This morning with three other men on a video call I spent an hour in 1 John 2. I have known two of these men for about 40 years. They are my age, roughly. The third is a former spec ops soldier who is the age of one of my kids, who I have known for about two years, only through this study.
I have a ThM, Masters in Theology, one of the other guys has had a significant exposure to Greek and Hebrew, the other has been training Christian staff in ministry and Bible study for 30+ years. We are more than twice the spec ops kid’s age.
The Spirit is not really all that impressed with degrees, knowledge of the languages, or time in grade. He pretty much applies Himself to His role of leading us into all truth, John 16:13, regardless.

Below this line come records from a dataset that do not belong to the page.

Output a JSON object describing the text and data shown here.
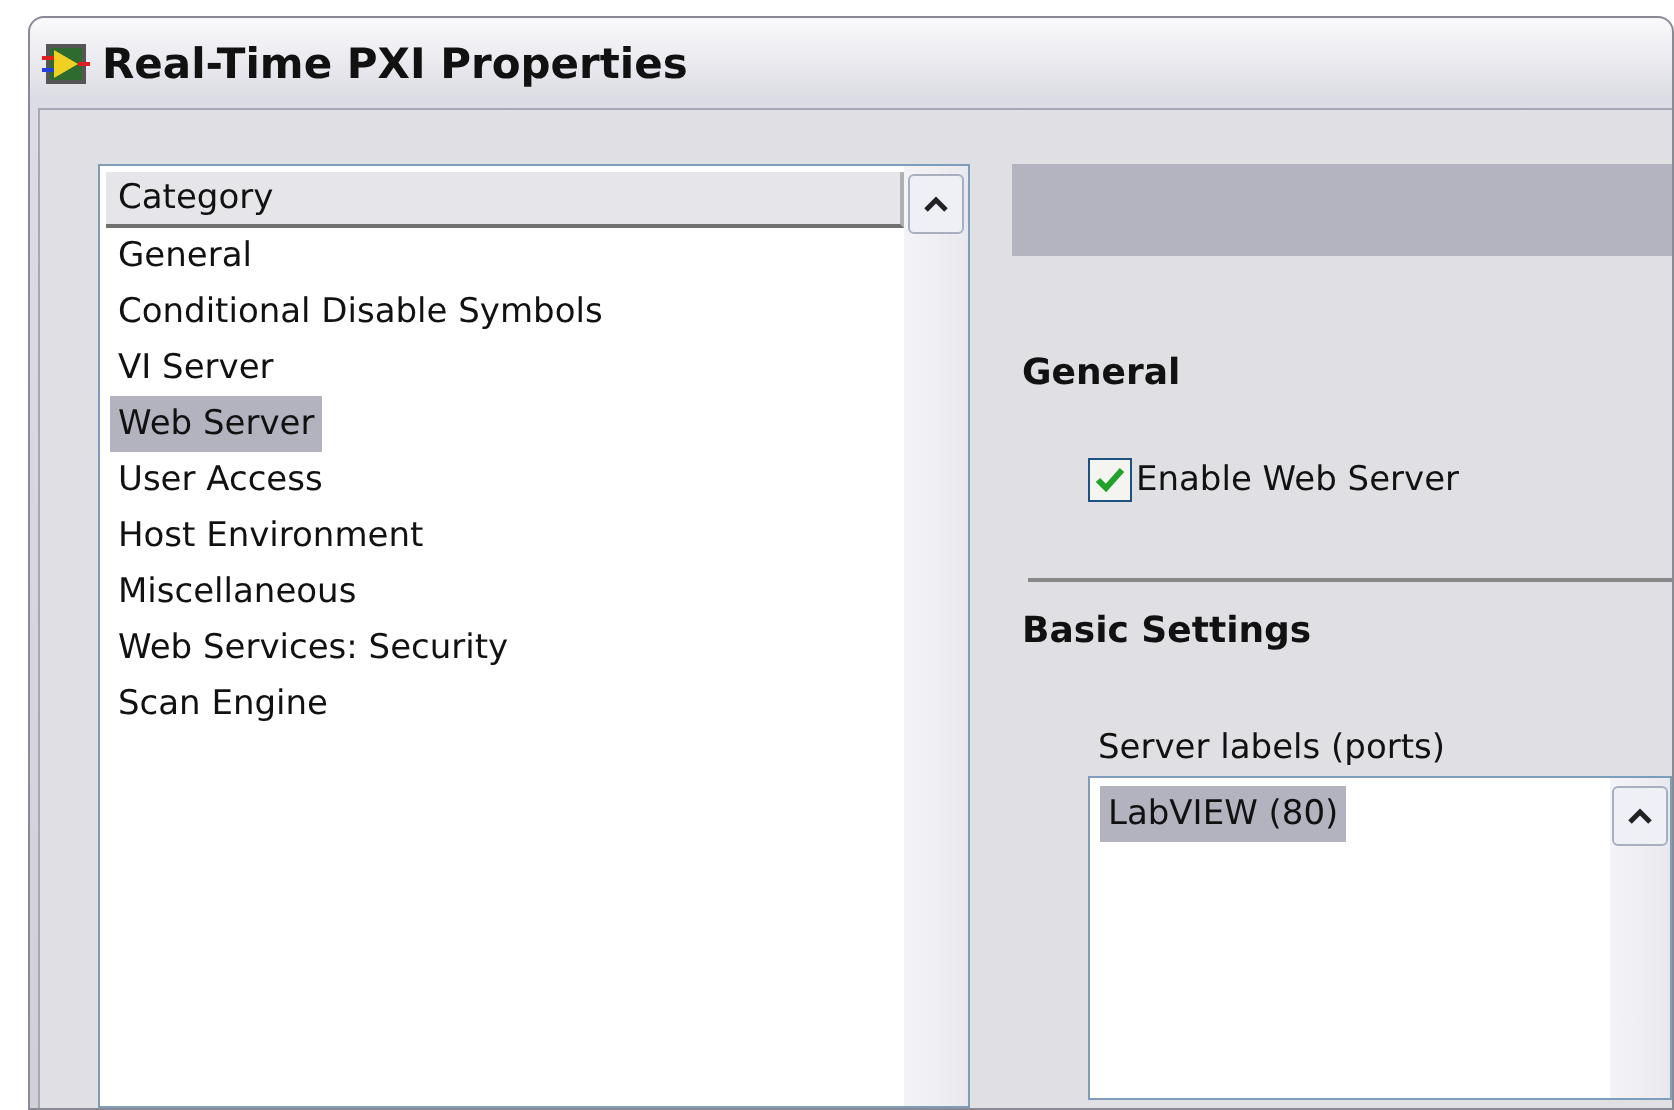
{
  "window": {
    "title": "Real-Time PXI Properties"
  },
  "category_list": {
    "header": "Category",
    "items": [
      {
        "label": "General",
        "selected": false
      },
      {
        "label": "Conditional Disable Symbols",
        "selected": false
      },
      {
        "label": "VI Server",
        "selected": false
      },
      {
        "label": "Web Server",
        "selected": true
      },
      {
        "label": "User Access",
        "selected": false
      },
      {
        "label": "Host Environment",
        "selected": false
      },
      {
        "label": "Miscellaneous",
        "selected": false
      },
      {
        "label": "Web Services: Security",
        "selected": false
      },
      {
        "label": "Scan Engine",
        "selected": false
      }
    ]
  },
  "panel": {
    "section_general": "General",
    "enable_web_server": {
      "label": "Enable Web Server",
      "checked": true
    },
    "section_basic": "Basic Settings",
    "server_labels": {
      "label": "Server labels (ports)",
      "items": [
        {
          "label": "LabVIEW (80)",
          "selected": true
        }
      ]
    }
  }
}
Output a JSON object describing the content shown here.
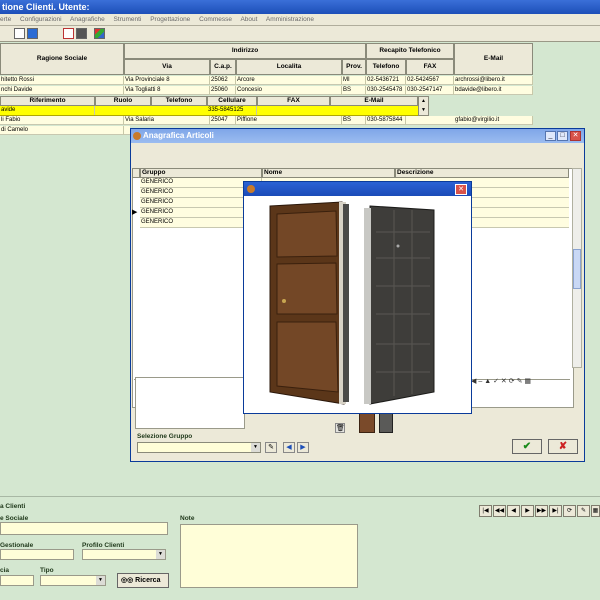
{
  "window": {
    "title": "tione Clienti. Utente:"
  },
  "menu": [
    "erte",
    "Configurazioni",
    "Anagrafiche",
    "Strumenti",
    "Progettazione",
    "Commesse",
    "About",
    "Amministrazione"
  ],
  "grid": {
    "headers": {
      "ragione_sociale": "Ragione Sociale",
      "indirizzo": "Indirizzo",
      "via": "Via",
      "cap": "C.a.p.",
      "localita": "Localita",
      "prov": "Prov.",
      "recapito": "Recapito Telefonico",
      "telefono": "Telefono",
      "fax": "FAX",
      "email": "E-Mail"
    },
    "rows": [
      {
        "ragione": "hitetto Rossi",
        "via": "Via Provinciale 8",
        "cap": "25062",
        "localita": "Arcore",
        "prov": "MI",
        "tel": "02-5436721",
        "fax": "02-5424567",
        "email": "archrossi@libero.it"
      },
      {
        "ragione": "nchi Davide",
        "via": "Via Togliatti 8",
        "cap": "25060",
        "localita": "Concesio",
        "prov": "BS",
        "tel": "030-2545478",
        "fax": "030-2547147",
        "email": "bdavide@libero.it"
      },
      {
        "ragione": "li Fabio",
        "via": "Via Salaria",
        "cap": "25047",
        "localita": "Piffione",
        "prov": "BS",
        "tel": "030-5875844",
        "fax": "",
        "email": "gfabio@virgilio.it"
      },
      {
        "ragione": "di Camelo",
        "via": "",
        "cap": "",
        "localita": "",
        "prov": "",
        "tel": "",
        "fax": "",
        "email": ""
      }
    ],
    "subgrid": {
      "headers": [
        "Riferimento",
        "Ruolo",
        "Telefono",
        "Cellulare",
        "FAX",
        "E-Mail"
      ],
      "row": {
        "riferimento": "avide",
        "cellulare": "335-5845125"
      }
    }
  },
  "child_window": {
    "title": "Anagrafica Articoli",
    "columns": [
      "Gruppo",
      "Nome",
      "Descrizione"
    ],
    "rows": [
      "GENERICO",
      "GENERICO",
      "GENERICO",
      "GENERICO",
      "GENERICO"
    ],
    "selezione_label": "Selezione Gruppo"
  },
  "bottom": {
    "title": "a Clienti",
    "ragione_label": "e Sociale",
    "gestionale_label": "Gestionale",
    "profilo_label": "Profilo Clienti",
    "cia_label": "cia",
    "tipo_label": "Tipo",
    "ricerca_label": "Ricerca",
    "note_label": "Note"
  },
  "colors": {
    "accent": "#1d4fb8",
    "grid_row": "#fffde0",
    "selected_row": "#ffff00",
    "background": "#d4e7d0"
  }
}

So “the kid” made an observation in 1 John 2:1 that stopped me in my tracks and made me reassess John’s message and the way he presents it. He notice that in 1 John 2:1, John starts with first person singular addressing second person plural, and then move to first person plural, I, you, we.
The Importance of the Observation
This is significant for a number of reasons. First in the verse John states that one of the purposes of the letter is to keep the recipients from sinning, I, you. Then, stating that if we sin, “we” have an advocate… He places himself alongside his audience as one who needs that advocate.
That brings two major themes from 1 John 1 forward. First, that proclaiming the truth brings the ones who accept the proclaimed truth into the same level of fellowship that John has with the Father and the Son. Second, a tacit validation of the thrust of the five conditional statements in 1 John 1:6 – 10, that we are all sinners in need of Christ’s forgiveness and redemption.
The kid’s observation was spot on and uncovered for us the strong linkage in logic that the Holy Spirit through John had employed. Not to mention a literary device that is repeated throughout the letter.
If you know Christ, you have the same Spirit, and the same Book.